To confirm the cytotoxicity of the recombinant Aβ42, the cell viability of cultures of the PC12 neuronal cell line exposed to it was assessed using the standardized MTT assay. We set the survival of cells mock-treated with PBS buffer only as a basis of 100% to normalize the other data for comparison. As shown in Fig. 6, treatment of the PC12 cells with 3 μM recombinant Aβ42 for 48 h reduced their viability by about 47.5%. These results suggest that the aggregates of the recombinant Aβ42 exhibit strong cytotoxicity, which was expected based on the results of the ThT assay and AFM.

Fig. 6

Cytotoxicity of recombinant Aβ42 (3 μM) fibrils toward PC12 cells. After treatment for 48 h, the cells were subjected to the MTT assay. Values are relative to those of control cells mock-treated with complete medium alone. Values represent the means ± SD (n = 3). **p < 0.01, compared to the control.

Conclusions

In this study, we developed a novel method for the efficient expression and purification of recombinant Aβ42 without any additional residues. Herein, an MBP fusion tag was used to improve the solubility and yield of Aβ42. The rigid and soluble linker (NANP)3 and the modified TEV protease recognition site ENLYFQ were added between the MBP and Aβ42. After optimization of the TEV cleavage conditions, the MBP tag was removed, yielding 18 mg L−1 of authentic Aβ42, which was identified by western blot analysis and MALDI-TOF mass spectrometry. ThT fluorescence and AFM assays demonstrated the great aggregation activity of the recombinant peptide, and the MTT assay demonstrated that the aggregates of the recombinant Aβ42 showed neurotoxicity in vitro.
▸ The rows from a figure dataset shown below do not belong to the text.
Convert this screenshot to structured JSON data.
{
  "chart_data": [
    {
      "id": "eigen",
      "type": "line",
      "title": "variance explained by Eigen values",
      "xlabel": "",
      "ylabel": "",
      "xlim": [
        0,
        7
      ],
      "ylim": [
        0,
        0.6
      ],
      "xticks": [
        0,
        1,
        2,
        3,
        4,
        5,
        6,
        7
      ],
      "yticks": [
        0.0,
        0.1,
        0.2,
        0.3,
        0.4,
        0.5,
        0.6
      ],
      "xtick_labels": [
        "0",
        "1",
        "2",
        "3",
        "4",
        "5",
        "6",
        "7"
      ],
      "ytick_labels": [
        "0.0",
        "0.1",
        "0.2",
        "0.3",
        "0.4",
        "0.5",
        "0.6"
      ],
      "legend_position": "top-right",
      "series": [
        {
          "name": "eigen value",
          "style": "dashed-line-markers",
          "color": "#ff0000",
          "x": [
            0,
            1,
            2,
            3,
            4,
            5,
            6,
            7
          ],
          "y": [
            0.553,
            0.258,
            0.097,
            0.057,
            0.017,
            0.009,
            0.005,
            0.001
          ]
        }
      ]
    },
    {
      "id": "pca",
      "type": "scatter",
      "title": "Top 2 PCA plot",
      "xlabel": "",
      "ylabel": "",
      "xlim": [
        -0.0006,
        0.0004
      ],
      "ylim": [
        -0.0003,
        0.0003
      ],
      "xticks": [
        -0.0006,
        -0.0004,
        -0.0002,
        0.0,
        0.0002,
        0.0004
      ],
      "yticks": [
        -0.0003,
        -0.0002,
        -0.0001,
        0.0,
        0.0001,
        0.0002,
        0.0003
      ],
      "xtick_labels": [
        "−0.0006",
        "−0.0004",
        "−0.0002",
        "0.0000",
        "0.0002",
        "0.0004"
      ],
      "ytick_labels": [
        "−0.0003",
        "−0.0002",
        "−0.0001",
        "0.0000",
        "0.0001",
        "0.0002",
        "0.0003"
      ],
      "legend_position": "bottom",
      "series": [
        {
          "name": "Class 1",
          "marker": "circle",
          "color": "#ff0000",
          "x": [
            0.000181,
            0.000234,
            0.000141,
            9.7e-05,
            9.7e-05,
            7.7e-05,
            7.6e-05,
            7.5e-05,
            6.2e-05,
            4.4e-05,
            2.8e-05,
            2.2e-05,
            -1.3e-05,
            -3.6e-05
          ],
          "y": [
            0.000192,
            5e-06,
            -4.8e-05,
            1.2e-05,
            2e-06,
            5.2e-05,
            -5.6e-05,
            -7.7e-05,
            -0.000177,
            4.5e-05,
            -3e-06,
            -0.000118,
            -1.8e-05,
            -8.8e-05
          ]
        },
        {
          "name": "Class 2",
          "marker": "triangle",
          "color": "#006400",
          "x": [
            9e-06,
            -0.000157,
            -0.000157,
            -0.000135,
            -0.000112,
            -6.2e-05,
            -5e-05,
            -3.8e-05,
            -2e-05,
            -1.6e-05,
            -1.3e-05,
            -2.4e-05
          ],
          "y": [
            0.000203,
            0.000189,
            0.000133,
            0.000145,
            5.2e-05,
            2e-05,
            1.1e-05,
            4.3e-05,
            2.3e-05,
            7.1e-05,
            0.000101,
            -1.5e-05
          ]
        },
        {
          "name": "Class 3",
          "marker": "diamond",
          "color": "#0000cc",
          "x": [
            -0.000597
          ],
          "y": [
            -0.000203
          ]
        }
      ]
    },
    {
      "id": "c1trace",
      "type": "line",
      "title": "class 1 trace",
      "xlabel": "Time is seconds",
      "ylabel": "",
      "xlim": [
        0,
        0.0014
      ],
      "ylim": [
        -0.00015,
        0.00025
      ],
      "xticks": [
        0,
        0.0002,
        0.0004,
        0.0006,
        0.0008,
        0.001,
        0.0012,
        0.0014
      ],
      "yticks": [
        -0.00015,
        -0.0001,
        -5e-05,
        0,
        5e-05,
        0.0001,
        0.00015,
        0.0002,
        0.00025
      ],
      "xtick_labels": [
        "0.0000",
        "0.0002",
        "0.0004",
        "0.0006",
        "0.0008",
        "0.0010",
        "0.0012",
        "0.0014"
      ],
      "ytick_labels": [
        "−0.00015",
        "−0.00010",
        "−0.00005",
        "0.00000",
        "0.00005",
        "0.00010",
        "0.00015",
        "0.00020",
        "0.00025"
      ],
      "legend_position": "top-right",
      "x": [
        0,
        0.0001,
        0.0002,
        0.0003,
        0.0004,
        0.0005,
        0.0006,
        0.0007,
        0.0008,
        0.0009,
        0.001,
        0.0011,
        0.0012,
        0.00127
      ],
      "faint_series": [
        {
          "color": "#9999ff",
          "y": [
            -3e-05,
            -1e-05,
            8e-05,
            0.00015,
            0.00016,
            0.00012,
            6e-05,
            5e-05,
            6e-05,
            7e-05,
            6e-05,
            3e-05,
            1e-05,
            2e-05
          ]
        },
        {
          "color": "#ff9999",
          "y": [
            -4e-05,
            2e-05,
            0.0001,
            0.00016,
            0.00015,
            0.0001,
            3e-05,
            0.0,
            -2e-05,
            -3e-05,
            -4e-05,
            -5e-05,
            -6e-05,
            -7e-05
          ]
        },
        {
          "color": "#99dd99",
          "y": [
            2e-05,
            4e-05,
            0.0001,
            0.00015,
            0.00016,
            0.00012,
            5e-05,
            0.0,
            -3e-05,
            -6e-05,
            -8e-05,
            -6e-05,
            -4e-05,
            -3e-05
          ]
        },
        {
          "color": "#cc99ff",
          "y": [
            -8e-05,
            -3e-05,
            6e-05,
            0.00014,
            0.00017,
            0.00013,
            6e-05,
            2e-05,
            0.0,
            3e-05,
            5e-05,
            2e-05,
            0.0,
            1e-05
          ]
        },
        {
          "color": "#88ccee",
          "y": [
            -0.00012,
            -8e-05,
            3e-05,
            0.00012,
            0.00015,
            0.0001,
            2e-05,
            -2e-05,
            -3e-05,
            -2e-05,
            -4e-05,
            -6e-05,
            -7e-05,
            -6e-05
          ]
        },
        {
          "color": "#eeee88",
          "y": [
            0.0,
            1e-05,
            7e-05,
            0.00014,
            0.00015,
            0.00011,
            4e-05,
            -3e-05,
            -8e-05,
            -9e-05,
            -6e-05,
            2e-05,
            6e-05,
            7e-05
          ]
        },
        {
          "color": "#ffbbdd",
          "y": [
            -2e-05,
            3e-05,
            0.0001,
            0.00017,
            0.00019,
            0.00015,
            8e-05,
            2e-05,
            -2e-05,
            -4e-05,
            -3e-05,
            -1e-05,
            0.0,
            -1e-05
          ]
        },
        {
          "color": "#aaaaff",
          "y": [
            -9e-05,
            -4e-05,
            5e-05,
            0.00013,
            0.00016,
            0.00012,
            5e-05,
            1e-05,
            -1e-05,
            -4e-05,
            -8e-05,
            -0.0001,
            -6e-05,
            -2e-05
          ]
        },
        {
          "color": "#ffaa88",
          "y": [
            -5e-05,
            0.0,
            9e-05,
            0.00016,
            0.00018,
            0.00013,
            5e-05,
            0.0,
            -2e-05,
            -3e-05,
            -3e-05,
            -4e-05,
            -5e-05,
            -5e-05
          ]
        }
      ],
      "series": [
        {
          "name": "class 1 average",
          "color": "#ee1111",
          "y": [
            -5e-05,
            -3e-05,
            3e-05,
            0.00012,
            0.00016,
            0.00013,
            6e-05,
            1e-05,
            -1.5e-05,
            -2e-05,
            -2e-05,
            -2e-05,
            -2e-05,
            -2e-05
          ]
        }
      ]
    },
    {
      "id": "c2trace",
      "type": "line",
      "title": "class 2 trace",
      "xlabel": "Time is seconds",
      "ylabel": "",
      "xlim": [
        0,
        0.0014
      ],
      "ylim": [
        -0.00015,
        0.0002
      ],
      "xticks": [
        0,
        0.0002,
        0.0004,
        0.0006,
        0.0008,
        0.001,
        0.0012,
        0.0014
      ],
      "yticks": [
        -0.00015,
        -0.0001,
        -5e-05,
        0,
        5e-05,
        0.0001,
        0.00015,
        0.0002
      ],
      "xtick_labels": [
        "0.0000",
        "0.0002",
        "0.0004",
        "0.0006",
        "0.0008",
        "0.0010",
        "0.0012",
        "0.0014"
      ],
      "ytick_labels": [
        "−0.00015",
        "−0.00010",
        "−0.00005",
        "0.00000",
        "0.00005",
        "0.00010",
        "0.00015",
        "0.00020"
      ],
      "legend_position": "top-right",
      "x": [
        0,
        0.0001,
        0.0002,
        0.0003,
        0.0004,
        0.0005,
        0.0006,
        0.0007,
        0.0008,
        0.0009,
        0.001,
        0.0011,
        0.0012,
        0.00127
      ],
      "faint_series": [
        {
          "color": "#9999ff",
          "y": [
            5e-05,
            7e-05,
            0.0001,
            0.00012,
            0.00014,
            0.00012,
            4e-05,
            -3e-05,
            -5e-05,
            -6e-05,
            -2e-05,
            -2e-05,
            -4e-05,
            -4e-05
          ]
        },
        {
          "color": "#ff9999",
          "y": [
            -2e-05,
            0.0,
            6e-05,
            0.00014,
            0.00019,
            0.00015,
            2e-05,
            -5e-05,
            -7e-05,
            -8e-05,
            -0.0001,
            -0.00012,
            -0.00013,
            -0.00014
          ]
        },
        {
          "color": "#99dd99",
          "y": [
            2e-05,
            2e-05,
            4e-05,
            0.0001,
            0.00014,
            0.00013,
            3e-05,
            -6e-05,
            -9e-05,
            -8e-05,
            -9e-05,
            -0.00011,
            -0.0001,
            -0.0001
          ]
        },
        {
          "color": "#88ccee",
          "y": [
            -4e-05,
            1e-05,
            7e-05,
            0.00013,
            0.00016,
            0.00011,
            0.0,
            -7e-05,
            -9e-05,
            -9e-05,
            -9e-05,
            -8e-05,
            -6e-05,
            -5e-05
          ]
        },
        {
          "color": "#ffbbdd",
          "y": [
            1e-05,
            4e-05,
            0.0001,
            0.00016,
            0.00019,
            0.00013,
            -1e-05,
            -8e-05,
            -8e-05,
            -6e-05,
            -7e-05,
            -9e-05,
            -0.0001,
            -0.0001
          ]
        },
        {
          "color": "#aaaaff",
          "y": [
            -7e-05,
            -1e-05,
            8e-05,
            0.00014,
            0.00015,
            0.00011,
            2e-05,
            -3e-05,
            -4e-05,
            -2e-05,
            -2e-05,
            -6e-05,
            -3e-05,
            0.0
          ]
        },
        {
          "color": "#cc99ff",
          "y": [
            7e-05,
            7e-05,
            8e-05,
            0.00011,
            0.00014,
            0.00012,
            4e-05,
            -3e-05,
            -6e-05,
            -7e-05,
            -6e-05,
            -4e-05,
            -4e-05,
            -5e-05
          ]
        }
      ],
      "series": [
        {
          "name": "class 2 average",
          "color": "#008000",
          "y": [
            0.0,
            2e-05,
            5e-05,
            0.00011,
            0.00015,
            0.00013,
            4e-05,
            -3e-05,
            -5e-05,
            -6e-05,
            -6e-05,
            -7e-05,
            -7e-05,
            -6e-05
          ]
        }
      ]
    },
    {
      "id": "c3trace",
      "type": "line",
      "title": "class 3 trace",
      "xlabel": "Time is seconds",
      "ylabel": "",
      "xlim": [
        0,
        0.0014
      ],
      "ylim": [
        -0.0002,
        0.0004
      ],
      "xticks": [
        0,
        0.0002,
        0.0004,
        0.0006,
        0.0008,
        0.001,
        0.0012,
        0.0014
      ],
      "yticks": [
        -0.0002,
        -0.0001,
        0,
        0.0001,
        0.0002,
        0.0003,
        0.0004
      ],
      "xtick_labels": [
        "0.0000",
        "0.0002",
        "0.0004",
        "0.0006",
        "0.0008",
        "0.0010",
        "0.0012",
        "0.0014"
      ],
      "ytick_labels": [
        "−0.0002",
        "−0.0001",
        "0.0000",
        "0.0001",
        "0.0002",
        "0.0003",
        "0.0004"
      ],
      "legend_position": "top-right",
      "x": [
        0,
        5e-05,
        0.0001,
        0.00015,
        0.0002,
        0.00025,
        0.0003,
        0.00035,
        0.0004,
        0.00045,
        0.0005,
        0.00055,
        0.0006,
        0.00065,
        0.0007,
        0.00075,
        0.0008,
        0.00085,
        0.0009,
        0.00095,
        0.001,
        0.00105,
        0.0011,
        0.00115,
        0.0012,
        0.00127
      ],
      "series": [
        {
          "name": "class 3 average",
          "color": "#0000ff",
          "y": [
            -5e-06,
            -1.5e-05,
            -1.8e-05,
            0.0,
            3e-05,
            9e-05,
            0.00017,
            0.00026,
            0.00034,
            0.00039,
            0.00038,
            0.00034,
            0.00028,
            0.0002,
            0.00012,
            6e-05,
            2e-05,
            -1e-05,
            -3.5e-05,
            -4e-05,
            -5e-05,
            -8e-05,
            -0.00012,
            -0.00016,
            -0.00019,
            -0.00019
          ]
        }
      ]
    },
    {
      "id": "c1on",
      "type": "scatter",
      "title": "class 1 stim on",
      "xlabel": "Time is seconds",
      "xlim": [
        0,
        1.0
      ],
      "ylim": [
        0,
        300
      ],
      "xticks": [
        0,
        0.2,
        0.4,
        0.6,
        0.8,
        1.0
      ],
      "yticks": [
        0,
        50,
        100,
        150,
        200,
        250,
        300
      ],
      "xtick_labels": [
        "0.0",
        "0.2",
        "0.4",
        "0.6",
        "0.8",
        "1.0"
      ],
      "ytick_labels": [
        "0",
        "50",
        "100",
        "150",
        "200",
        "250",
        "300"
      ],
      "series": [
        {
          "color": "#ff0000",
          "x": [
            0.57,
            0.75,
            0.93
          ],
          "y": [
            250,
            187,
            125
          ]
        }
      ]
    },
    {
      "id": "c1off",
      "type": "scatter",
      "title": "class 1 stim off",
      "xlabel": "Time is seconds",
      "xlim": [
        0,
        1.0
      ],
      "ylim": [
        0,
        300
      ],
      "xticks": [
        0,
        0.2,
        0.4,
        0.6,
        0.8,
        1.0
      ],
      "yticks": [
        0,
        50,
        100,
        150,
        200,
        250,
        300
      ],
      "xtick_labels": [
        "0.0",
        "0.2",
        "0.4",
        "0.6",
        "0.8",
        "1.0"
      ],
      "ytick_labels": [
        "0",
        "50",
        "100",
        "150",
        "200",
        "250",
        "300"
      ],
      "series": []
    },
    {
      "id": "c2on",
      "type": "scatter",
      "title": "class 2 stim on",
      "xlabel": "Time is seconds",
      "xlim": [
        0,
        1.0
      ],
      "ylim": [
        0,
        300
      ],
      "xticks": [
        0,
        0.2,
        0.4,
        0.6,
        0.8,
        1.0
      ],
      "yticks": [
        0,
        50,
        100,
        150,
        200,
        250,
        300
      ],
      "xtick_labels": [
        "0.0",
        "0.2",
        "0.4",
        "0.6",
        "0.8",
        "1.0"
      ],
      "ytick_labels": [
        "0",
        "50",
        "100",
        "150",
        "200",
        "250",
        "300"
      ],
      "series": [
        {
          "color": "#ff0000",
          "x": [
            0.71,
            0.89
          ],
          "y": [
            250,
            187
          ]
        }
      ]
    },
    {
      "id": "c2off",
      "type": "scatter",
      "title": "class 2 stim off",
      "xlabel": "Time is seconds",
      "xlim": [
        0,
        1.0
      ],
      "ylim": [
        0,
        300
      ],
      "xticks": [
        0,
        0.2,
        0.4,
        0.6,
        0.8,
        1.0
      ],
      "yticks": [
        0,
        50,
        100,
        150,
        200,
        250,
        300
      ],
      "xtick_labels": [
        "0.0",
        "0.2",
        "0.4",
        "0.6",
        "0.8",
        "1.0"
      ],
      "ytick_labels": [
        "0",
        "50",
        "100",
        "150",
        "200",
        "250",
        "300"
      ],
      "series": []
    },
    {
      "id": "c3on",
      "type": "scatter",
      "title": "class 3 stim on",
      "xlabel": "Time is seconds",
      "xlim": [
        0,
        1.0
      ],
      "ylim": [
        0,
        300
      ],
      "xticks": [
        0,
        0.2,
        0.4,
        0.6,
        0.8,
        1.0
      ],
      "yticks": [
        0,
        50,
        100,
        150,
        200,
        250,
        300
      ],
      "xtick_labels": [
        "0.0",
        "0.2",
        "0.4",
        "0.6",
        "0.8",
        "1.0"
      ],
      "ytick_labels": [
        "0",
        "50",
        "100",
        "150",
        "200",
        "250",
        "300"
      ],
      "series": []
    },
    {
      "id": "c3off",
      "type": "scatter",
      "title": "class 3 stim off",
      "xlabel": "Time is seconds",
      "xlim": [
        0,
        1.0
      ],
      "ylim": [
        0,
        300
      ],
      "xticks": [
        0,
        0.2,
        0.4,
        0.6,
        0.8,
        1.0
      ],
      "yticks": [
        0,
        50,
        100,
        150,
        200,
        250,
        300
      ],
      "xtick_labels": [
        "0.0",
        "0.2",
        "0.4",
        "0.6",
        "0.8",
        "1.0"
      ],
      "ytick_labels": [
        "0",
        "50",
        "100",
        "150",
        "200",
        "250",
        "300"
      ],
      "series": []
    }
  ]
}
Furthermore, the method developed in this study provides us with a biochemical tool to obtain Aβ variants with various lengths or sequences that will certainly facilitate further structural and functional studies in the future. Therefore, the availability of purified Aβ42 could enable new structural, biochemical, and biological insights, as well as cheaper screening of anti-AD drug candidates. Moreover, the recombinant protein could also be used as a reagent for the preparation of monoclonal antibodies against Aβ42, which can also be used in anti-Aβ therapies for AD. Finally, this study also provides a potential strategy for the expression and purification of other amyloid proteins in E. coli.

Conflicts of interest

There are no conflicts of interest to declare.